J. Skeppstedt, M. Dubois

Journal of Parallel and Distributed Computing, in press.

Abstract


In this paper we propose and evaluate a new data-prefetching technique for cache coherent multiprocessors. Prefetches are issued by a functional unit called a prefetch engine which is controlled by the compiler. We let second-level cache misses generate cache miss traps, and start the prefetch engine in a trap handler. The trap handler is fast (40-50 cycles) and does not normally delay the program beyond the memory latency of the miss. Once started, the prefetch engine executes on its own and causes no instruction overhead.
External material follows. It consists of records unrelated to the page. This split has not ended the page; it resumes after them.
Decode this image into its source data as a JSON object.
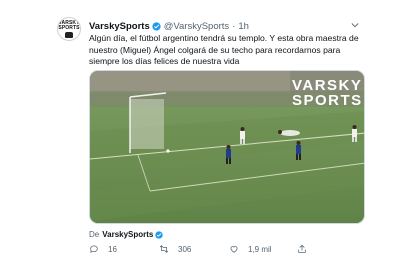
{
  "author": {
    "display_name": "VarskySports",
    "handle": "@VarskySports",
    "separator": "·",
    "time": "1h",
    "avatar_logo": [
      "VARSKY",
      "SPORTS"
    ]
  },
  "tweet": {
    "text": "Algún día, el fútbol argentino tendrá su templo. Y esta obra maestra de nuestro (Miguel) Ángel colgará de su techo para recordarnos para siempre los días felices de nuestra vida"
  },
  "media": {
    "watermark_line1": "VARSKY",
    "watermark_line2": "SPORTS"
  },
  "source": {
    "prefix": "De",
    "name": "VarskySports"
  },
  "actions": {
    "replies": "16",
    "retweets": "306",
    "likes": "1,9 mil"
  },
  "colors": {
    "verified": "#1d9bf0",
    "secondary_text": "#536471",
    "pitch_green": "#6c8f52"
  }
}
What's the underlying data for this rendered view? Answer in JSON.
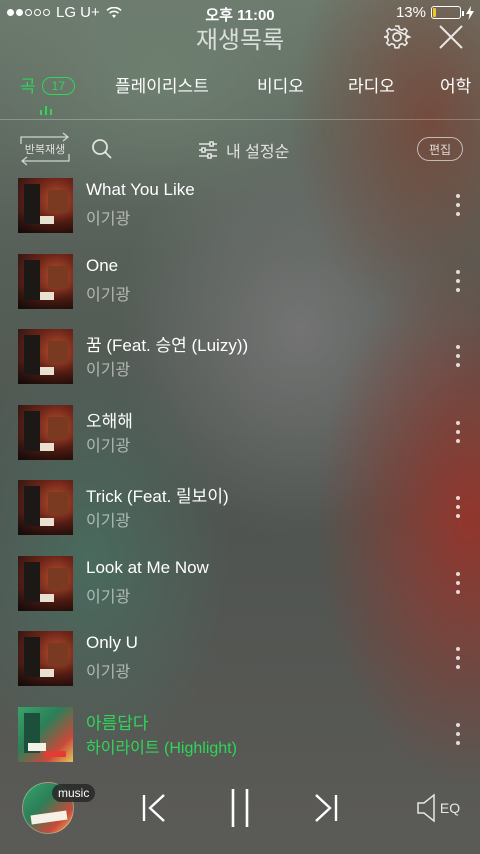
{
  "status_bar": {
    "carrier": "LG U+",
    "time": "오후 11:00",
    "battery_percent": "13%",
    "battery_level": 0.13,
    "signal_bars_filled": 2,
    "signal_bars_total": 5
  },
  "header": {
    "title": "재생목록",
    "settings_icon": "gear-icon",
    "close_icon": "close-icon"
  },
  "tabs": [
    {
      "label": "곡",
      "badge": "17",
      "active": true
    },
    {
      "label": "플레이리스트",
      "active": false
    },
    {
      "label": "비디오",
      "active": false
    },
    {
      "label": "라디오",
      "active": false
    },
    {
      "label": "어학",
      "active": false
    }
  ],
  "toolbar": {
    "repeat_label": "반복재생",
    "sort_label": "내 설정순",
    "edit_label": "편집"
  },
  "songs": [
    {
      "title": "What You Like",
      "artist": "이기광",
      "playing": false
    },
    {
      "title": "One",
      "artist": "이기광",
      "playing": false
    },
    {
      "title": "꿈 (Feat. 승연 (Luizy))",
      "artist": "이기광",
      "playing": false
    },
    {
      "title": "오해해",
      "artist": "이기광",
      "playing": false
    },
    {
      "title": "Trick (Feat. 릴보이)",
      "artist": "이기광",
      "playing": false
    },
    {
      "title": "Look at Me Now",
      "artist": "이기광",
      "playing": false
    },
    {
      "title": "Only U",
      "artist": "이기광",
      "playing": false
    },
    {
      "title": "아름답다",
      "artist": "하이라이트 (Highlight)",
      "playing": true
    }
  ],
  "player": {
    "badge": "music",
    "eq_label": "EQ",
    "accent_color": "#2fd65a"
  }
}
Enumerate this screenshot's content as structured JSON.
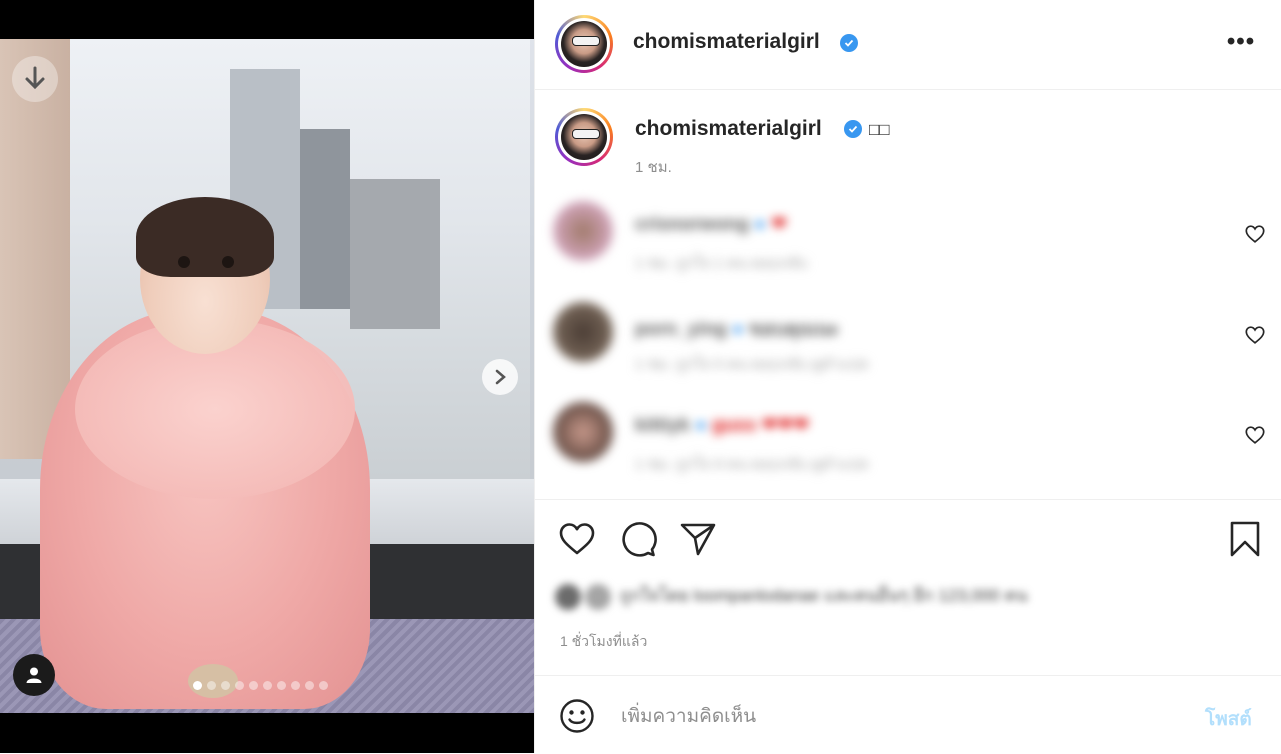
{
  "post": {
    "username": "chomismaterialgirl",
    "verified_icon": "verified-badge-icon",
    "more_icon": "more-options-icon",
    "more_label": "•••"
  },
  "caption": {
    "username": "chomismaterialgirl",
    "text": "□□",
    "time": "1 ชม."
  },
  "comments": [
    {
      "username": "crisnorwong",
      "text": "❤",
      "meta": "1 ชม.  ถูกใจ 1 คน  ตอบกลับ"
    },
    {
      "username": "porn_ying",
      "text": "ขอบคุณนะ",
      "meta": "1 ชม.  ถูกใจ 5 คน  ตอบกลับ  ดูคำแปล"
    },
    {
      "username": "kittiyk",
      "text": "guss ❤❤❤",
      "meta": "1 ชม.  ถูกใจ 9 คน  ตอบกลับ  ดูคำแปล"
    }
  ],
  "actions": {
    "likes_text": "ถูกใจโดย loompanlodanae และคนอื่นๆ อีก 123,000 คน",
    "timestamp": "1 ชั่วโมงที่แล้ว"
  },
  "composer": {
    "placeholder": "เพิ่มความคิดเห็น",
    "post_label": "โพสต์"
  },
  "carousel": {
    "count": 10,
    "active": 1
  },
  "colors": {
    "accent": "#3897f0",
    "post_disabled": "#b2dffc",
    "heart": "#ed4956"
  }
}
The only instruction overhead in our approach is when a trap handler completes after data arrives. The advantages of this technique are (1) it exploits static compiler analysis to determine what to prefetch which is hard to do in hardware, (2) it uses prefetching with very little instruction overhead, which is a limitation for traditional software-controlled prefetching, and (3) it is accurate in the sense that it generates very little useless traffic while maintaining a high prefetching coverage. We also study whether one could emulate the prefetch engine in software, which would not require any additional hardware beyond support for generating cache miss traps and ordinary prefetch instructions.

In this paper we present the functionality of the prefetch engine and a compiler algorithm to control it. We evaluate our technique on six parallel scientific and engineering applications using an optimising compiler with our algorithm and a simulated multiprocessor. We find that the prefetch engine removes up to 67% of the memory access stall time at an instruction overhead less than 0.42%.